Subqery-specific access methods, unique_subquery and index_subquery, too have or-null variants. They are not visible in EXPLAIN output, you need to use EXPLAIN EXTENDED and look through the produced warnings:

mysql> EXPLAIN EXTENDED
-> SELECT outer_expr IN (SELECT maybe_null_key FROM t2) FROM t1;
*************************** 1. row ***************************
id: 1
select_type: PRIMARY
table: t1
...
*************************** 2. row ***************************
id: 2
select_type: DEPENDENT SUBQUERY
table: t2
type: index_subquery
possible_keys: maybe_null_key
key: maybe_null_key
key_len: 5
ref: func
rows: 2
Extra: Using index
2 rows in set, 1 warning (0.00 sec)

mysql> show warnings;
*************************** 1. row ***************************
Level: Note
Code: 1003
Message: select (`test`.`t1`.`outer_expr`,
(((`test`.`t1`.`outer_expr`) in t2 on
maybe_null_key checking NULL))) AS `outer_expr IN (SELECT
maybe_null_key FROM t2)` from `test`.`t1`

The “OR … IS NULL” makes things slightly more complicated (and some optimizations within the subquery become impossible), but generally this is tolerable.

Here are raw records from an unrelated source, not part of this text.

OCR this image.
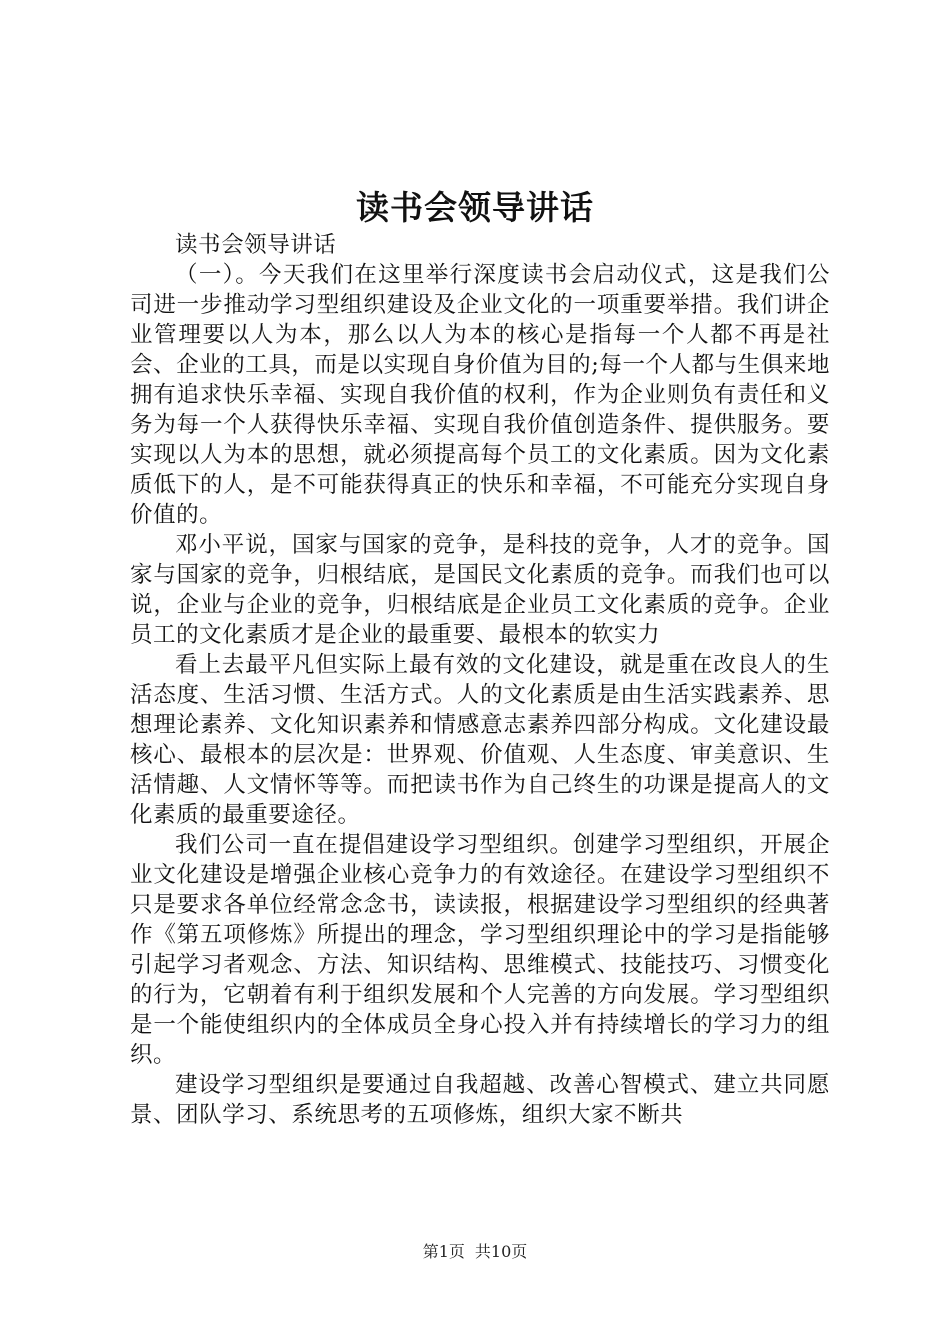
读书会领导讲话
读书会领导讲话

（一）。今天我们在这里举行深度读书会启动仪式，这是我们公司进一步推动学习型组织建设及企业文化的一项重要举措。我们讲企业管理要以人为本，那么以人为本的核心是指每一个人都不再是社会、企业的工具，而是以实现自身价值为目的;每一个人都与生俱来地拥有追求快乐幸福、实现自我价值的权利，作为企业则负有责任和义务为每一个人获得快乐幸福、实现自我价值创造条件、提供服务。要实现以人为本的思想，就必须提高每个员工的文化素质。因为文化素质低下的人，是不可能获得真正的快乐和幸福，不可能充分实现自身价值的。

邓小平说，国家与国家的竞争，是科技的竞争，人才的竞争。国家与国家的竞争，归根结底，是国民文化素质的竞争。而我们也可以说，企业与企业的竞争，归根结底是企业员工文化素质的竞争。企业员工的文化素质才是企业的最重要、最根本的软实力

看上去最平凡但实际上最有效的文化建设，就是重在改良人的生活态度、生活习惯、生活方式。人的文化素质是由生活实践素养、思想理论素养、文化知识素养和情感意志素养四部分构成。文化建设最核心、最根本的层次是：世界观、价值观、人生态度、审美意识、生活情趣、人文情怀等等。而把读书作为自己终生的功课是提高人的文化素质的最重要途径。

我们公司一直在提倡建设学习型组织。创建学习型组织，开展企业文化建设是增强企业核心竞争力的有效途径。在建设学习型组织不只是要求各单位经常念念书，读读报，根据建设学习型组织的经典著作《第五项修炼》所提出的理念，学习型组织理论中的学习是指能够引起学习者观念、方法、知识结构、思维模式、技能技巧、习惯变化的行为，它朝着有利于组织发展和个人完善的方向发展。学习型组织是一个能使组织内的全体成员全身心投入并有持续增长的学习力的组织。

建设学习型组织是要通过自我超越、改善心智模式、建立共同愿景、团队学习、系统思考的五项修炼，组织大家不断共

第1页 共10页
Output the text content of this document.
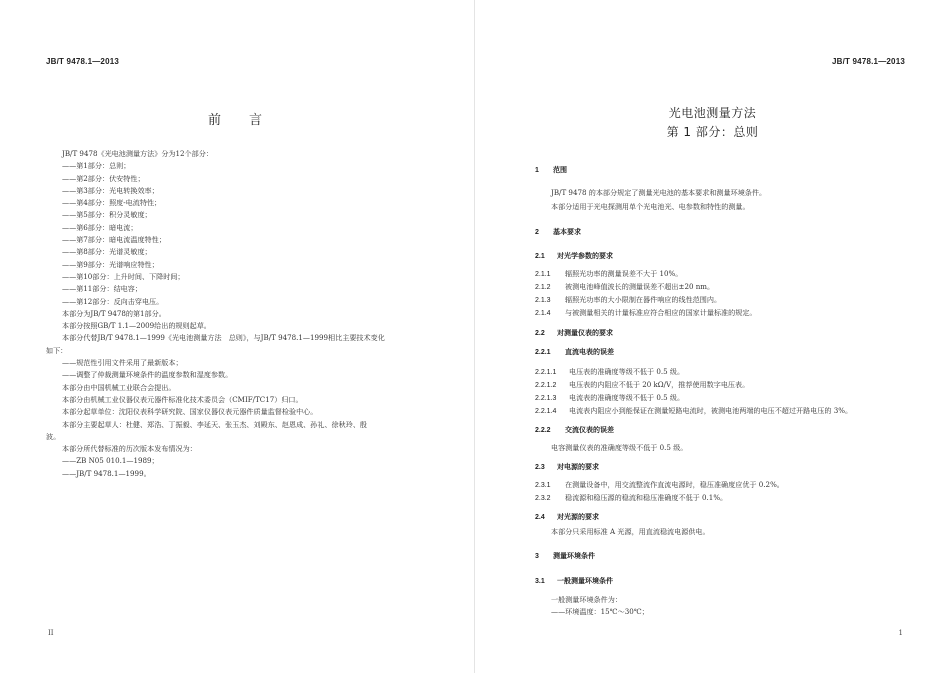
JB/T 9478.1—2013
前 言

JB/T 9478《光电池测量方法》分为12个部分：

——第1部分：总则；

——第2部分：伏安特性；

——第3部分：光电转换效率；

——第4部分：照度-电流特性；

——第5部分：积分灵敏度；

——第6部分：暗电流；

——第7部分：暗电流温度特性；

——第8部分：光谱灵敏度；

——第9部分：光谱响应特性；

——第10部分：上升时间、下降时间；

——第11部分：结电容；

——第12部分：反向击穿电压。

本部分为JB/T 9478的第1部分。

本部分按照GB/T 1.1—2009给出的规则起草。

本部分代替JB/T 9478.1—1999《光电池测量方法　总则》，与JB/T 9478.1—1999相比主要技术变化

如下：

——规范性引用文件采用了最新版本；

——调整了仲裁测量环境条件的温度参数和湿度参数。

本部分由中国机械工业联合会提出。

本部分由机械工业仪器仪表元器件标准化技术委员会（CMIF/TC17）归口。

本部分起草单位：沈阳仪表科学研究院、国家仪器仪表元器件质量监督检验中心。

本部分主要起草人：杜健、郑浩、丁振毅、李延天、张玉杰、刘殿东、赵恩成、孙礼、徐秋玲、殷

波。

本部分所代替标准的历次版本发布情况为：

——ZB N05 010.1—1989；

——JB/T 9478.1—1999。

II
JB/T 9478.1—2013
光电池测量方法
第 1 部分：总则
1 范围
JB/T 9478 的本部分规定了测量光电池的基本要求和测量环境条件。
本部分适用于光电探测用单个光电池光、电参数和特性的测量。
2 基本要求
2.1 对光学参数的要求
2.1.1 辐照光功率的测量误差不大于 10%。
2.1.2 被测电池峰值波长的测量误差不超出±20 nm。
2.1.3 辐照光功率的大小限制在器件响应的线性范围内。
2.1.4 与被测量相关的计量标准应符合相应的国家计量标准的规定。
2.2 对测量仪表的要求
2.2.1 直流电表的误差
2.2.1.1 电压表的准确度等级不低于 0.5 级。
2.2.1.2 电压表的内阻应不低于 20 kΩ/V，推荐使用数字电压表。
2.2.1.3 电流表的准确度等级不低于 0.5 级。
2.2.1.4 电流表内阻应小到能保证在测量短路电流时，被测电池两端的电压不超过开路电压的 3%。
2.2.2 交流仪表的误差
电容测量仪表的准确度等级不低于 0.5 级。
2.3 对电源的要求
2.3.1 在测量设备中，用交流整流作直流电源时，稳压准确度应优于 0.2%。
2.3.2 稳流源和稳压源的稳流和稳压准确度不低于 0.1%。
2.4 对光源的要求
本部分只采用标准 A 光源，用直流稳流电源供电。
3 测量环境条件
3.1 一般测量环境条件
一般测量环境条件为：
——环境温度：15℃～30℃；
1
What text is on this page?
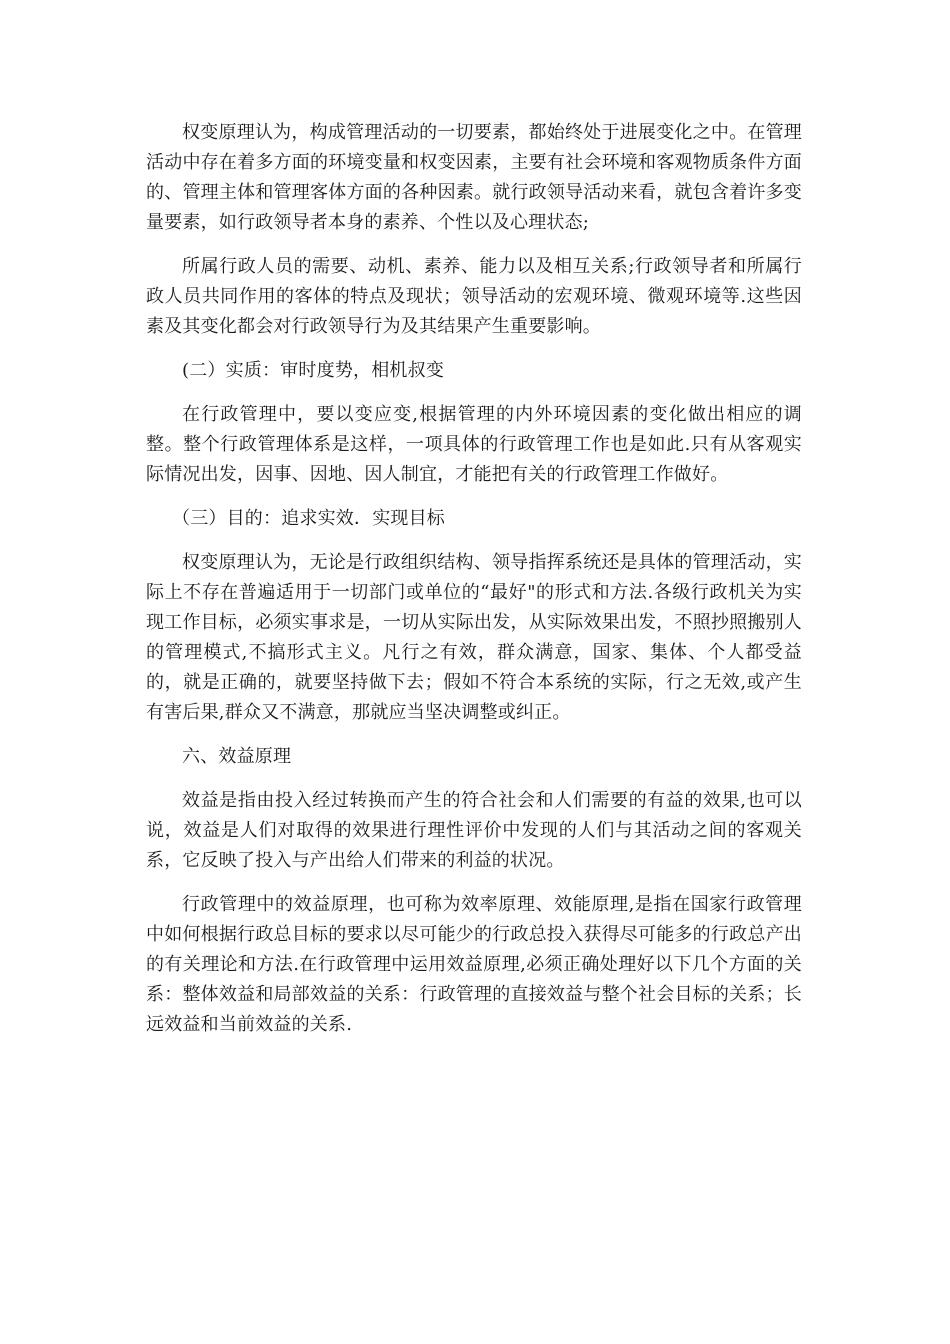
权变原理认为，构成管理活动的一切要素，都始终处于进展变化之中。在管理活动中存在着多方面的环境变量和权变因素，主要有社会环境和客观物质条件方面的、管理主体和管理客体方面的各种因素。就行政领导活动来看，就包含着许多变量要素，如行政领导者本身的素养、个性以及心理状态;

所属行政人员的需要、动机、素养、能力以及相互关系;行政领导者和所属行政人员共同作用的客体的特点及现状；领导活动的宏观环境、微观环境等.这些因素及其变化都会对行政领导行为及其结果产生重要影响。

(二）实质：审时度势，相机叔变

在行政管理中，要以变应变,根据管理的内外环境因素的变化做出相应的调整。整个行政管理体系是这样，一项具体的行政管理工作也是如此.只有从客观实际情况出发，因事、因地、因人制宜，才能把有关的行政管理工作做好。

（三）目的：追求实效．实现目标

权变原理认为，无论是行政组织结构、领导指挥系统还是具体的管理活动，实际上不存在普遍适用于一切部门或单位的“最好"的形式和方法.各级行政机关为实现工作目标，必须实事求是，一切从实际出发，从实际效果出发，不照抄照搬别人的管理模式,不搞形式主义。凡行之有效，群众满意，国家、集体、个人都受益的，就是正确的，就要坚持做下去；假如不符合本系统的实际，行之无效,或产生有害后果,群众又不满意，那就应当坚决调整或纠正。

六、效益原理

效益是指由投入经过转换而产生的符合社会和人们需要的有益的效果,也可以说，效益是人们对取得的效果进行理性评价中发现的人们与其活动之间的客观关系，它反映了投入与产出给人们带来的利益的状况。

行政管理中的效益原理，也可称为效率原理、效能原理,是指在国家行政管理中如何根据行政总目标的要求以尽可能少的行政总投入获得尽可能多的行政总产出的有关理论和方法.在行政管理中运用效益原理,必须正确处理好以下几个方面的关系：整体效益和局部效益的关系：行政管理的直接效益与整个社会目标的关系；长远效益和当前效益的关系.
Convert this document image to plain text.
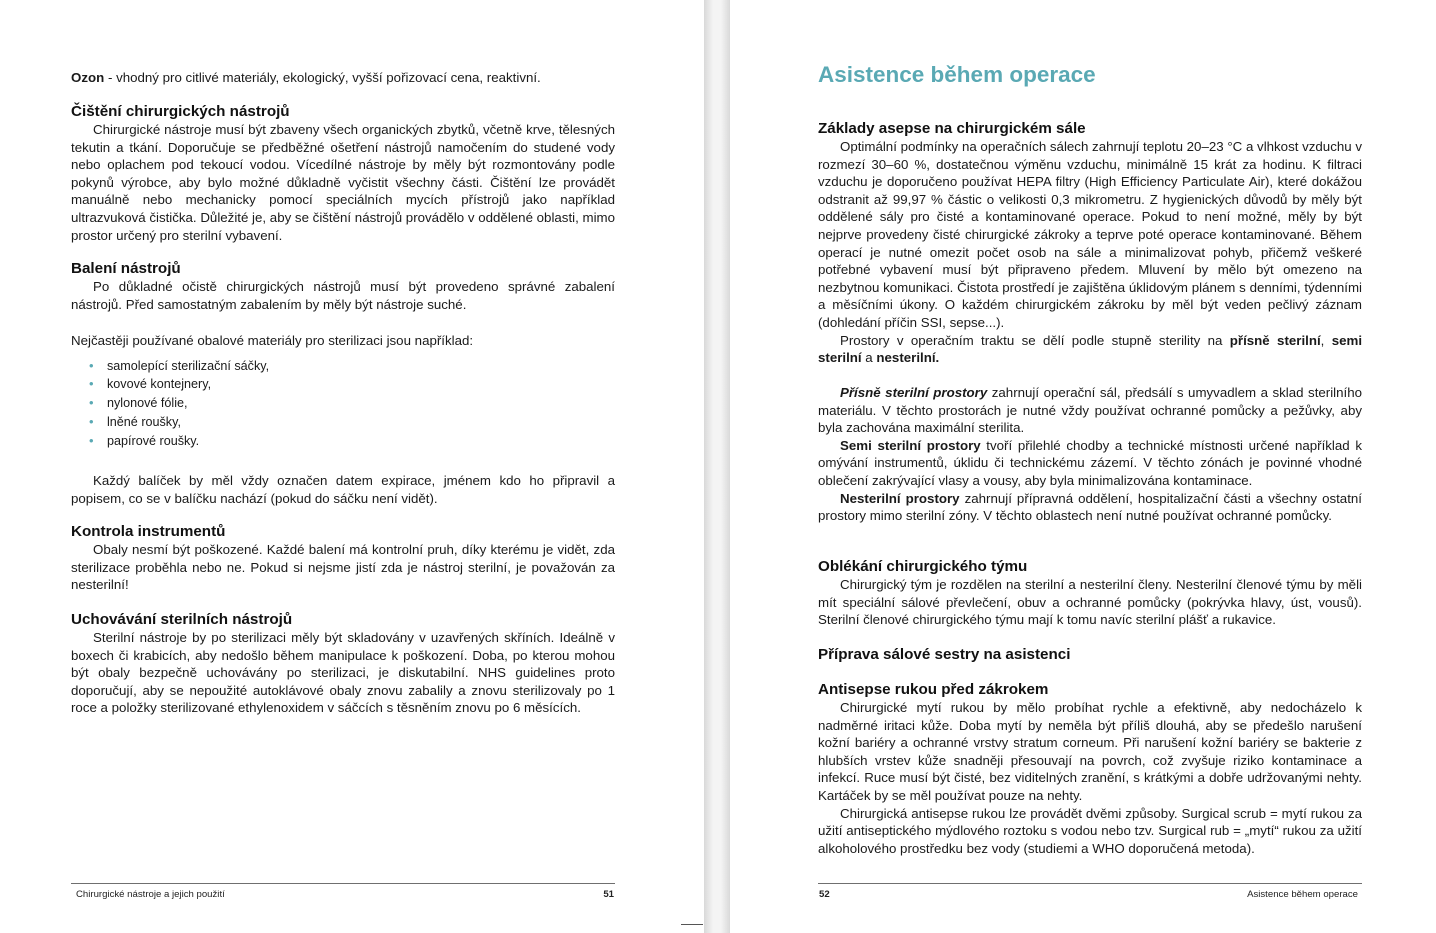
Ozon - vhodný pro citlivé materiály, ekologický, vyšší pořizovací cena, reaktivní.

Čištění chirurgických nástrojů

Chirurgické nástroje musí být zbaveny všech organických zbytků, včetně krve, tělesných tekutin a tkání. Doporučuje se předběžné ošetření nástrojů namočením do studené vody nebo oplachem pod tekoucí vodou. Vícedílné nástroje by měly být rozmontovány podle pokynů výrobce, aby bylo možné důkladně vyčistit všechny části. Čištění lze provádět manuálně nebo mechanicky pomocí speciálních mycích přístrojů jako například ultrazvuková čistička. Důležité je, aby se čištění nástrojů provádělo v oddělené oblasti, mimo prostor určený pro sterilní vybavení.

Balení nástrojů

Po důkladné očistě chirurgických nástrojů musí být provedeno správné zabalení nástrojů. Před samostatným zabalením by měly být nástroje suché.

Nejčastěji používané obalové materiály pro sterilizaci jsou například:

• samolepící sterilizační sáčky,
• kovové kontejnery,
• nylonové fólie,
• lněné roušky,
• papírové roušky.

Každý balíček by měl vždy označen datem expirace, jménem kdo ho připravil a popisem, co se v balíčku nachází (pokud do sáčku není vidět).

Kontrola instrumentů

Obaly nesmí být poškozené. Každé balení má kontrolní pruh, díky kterému je vidět, zda sterilizace proběhla nebo ne. Pokud si nejsme jistí zda je nástroj sterilní, je považován za nesterilní!

Uchovávání sterilních nástrojů

Sterilní nástroje by po sterilizaci měly být skladovány v uzavřených skříních. Ideálně v boxech či krabicích, aby nedošlo během manipulace k poškození. Doba, po kterou mohou být obaly bezpečně uchovávány po sterilizaci, je diskutabilní. NHS guidelines proto doporučují, aby se nepoužité autoklávové obaly znovu zabalily a znovu sterilizovaly po 1 roce a položky sterilizované ethylenoxidem v sáčcích s těsněním znovu po 6 měsících.

Chirurgické nástroje a jejich použití	51
Asistence během operace
Základy asepse na chirurgickém sále

Optimální podmínky na operačních sálech zahrnují teplotu 20–23 °C a vlhkost vzduchu v rozmezí 30–60 %, dostatečnou výměnu vzduchu, minimálně 15 krát za hodinu. K filtraci vzduchu je doporučeno používat HEPA filtry (High Efficiency Particulate Air), které dokážou odstranit až 99,97 % částic o velikosti 0,3 mikrometru. Z hygienických důvodů by měly být oddělené sály pro čisté a kontaminované operace. Pokud to není možné, měly by být nejprve provedeny čisté chirurgické zákroky a teprve poté operace kontaminované. Během operací je nutné omezit počet osob na sále a minimalizovat pohyb, přičemž veškeré potřebné vybavení musí být připraveno předem. Mluvení by mělo být omezeno na nezbytnou komunikaci. Čistota prostředí je zajištěna úklidovým plánem s denními, týdenními a měsíčními úkony. O každém chirurgickém zákroku by měl být veden pečlivý záznam (dohledání příčin SSI, sepse...).

Prostory v operačním traktu se dělí podle stupně sterility na přísně sterilní, semi sterilní a nesterilní.

Přísně sterilní prostory zahrnují operační sál, předsálí s umyvadlem a sklad sterilního materiálu. V těchto prostorách je nutné vždy používat ochranné pomůcky a pežůvky, aby byla zachována maximální sterilita.

Semi sterilní prostory tvoří přilehlé chodby a technické místnosti určené například k omývání instrumentů, úklidu či technickému zázemí. V těchto zónách je povinné vhodné oblečení zakrývající vlasy a vousy, aby byla minimalizována kontaminace.

Nesterilní prostory zahrnují přípravná oddělení, hospitalizační části a všechny ostatní prostory mimo sterilní zóny. V těchto oblastech není nutné používat ochranné pomůcky.

Oblékání chirurgického týmu

Chirurgický tým je rozdělen na sterilní a nesterilní členy. Nesterilní členové týmu by měli mít speciální sálové převlečení, obuv a ochranné pomůcky (pokrývka hlavy, úst, vousů). Sterilní členové chirurgického týmu mají k tomu navíc sterilní plášť a rukavice.

Příprava sálové sestry na asistenci
Antisepse rukou před zákrokem

Chirurgické mytí rukou by mělo probíhat rychle a efektivně, aby nedocházelo k nadměrné iritaci kůže. Doba mytí by neměla být příliš dlouhá, aby se předešlo narušení kožní bariéry a ochranné vrstvy stratum corneum. Při narušení kožní bariéry se bakterie z hlubších vrstev kůže snadněji přesouvají na povrch, což zvyšuje riziko kontaminace a infekcí. Ruce musí být čisté, bez viditelných zranění, s krátkými a dobře udržovanými nehty. Kartáček by se měl používat pouze na nehty.

Chirurgická antisepse rukou lze provádět dvěmi způsoby. Surgical scrub = mytí rukou za užití antiseptického mýdlového roztoku s vodou nebo tzv. Surgical rub = „mytí“ rukou za užití alkoholového prostředku bez vody (studiemi a WHO doporučená metoda).

52	Asistence během operace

NULL hazard in the left part

The situation is much worse when you get NULL for outer_expr. According to NULL handling rules, NULL IN (SELECT inner_expr …) should evaluate to

  • FALSE, if the SELECT produces no rows.
  • NULL, if the SELECT produces any rows.

We’ll need to be able to check if the SELECT has produced any rows at all, so we can’t add “outer_expr = inner_expr” into the subquery. This is a problem, because lots of real world subqueries become very slow if we don’t push the equality down. At the moment, MySQL’s choice is to be fast rather than correct, and you may get FALSE where you should have gotten NULL. There seems to be no easy solution – essentially you need to have two different ways to execute the subquery depending on what is the value of left_expr is.

Me, Igor and Evgen are working on a fix. Hopefully I’ll be able post a resolution update soon.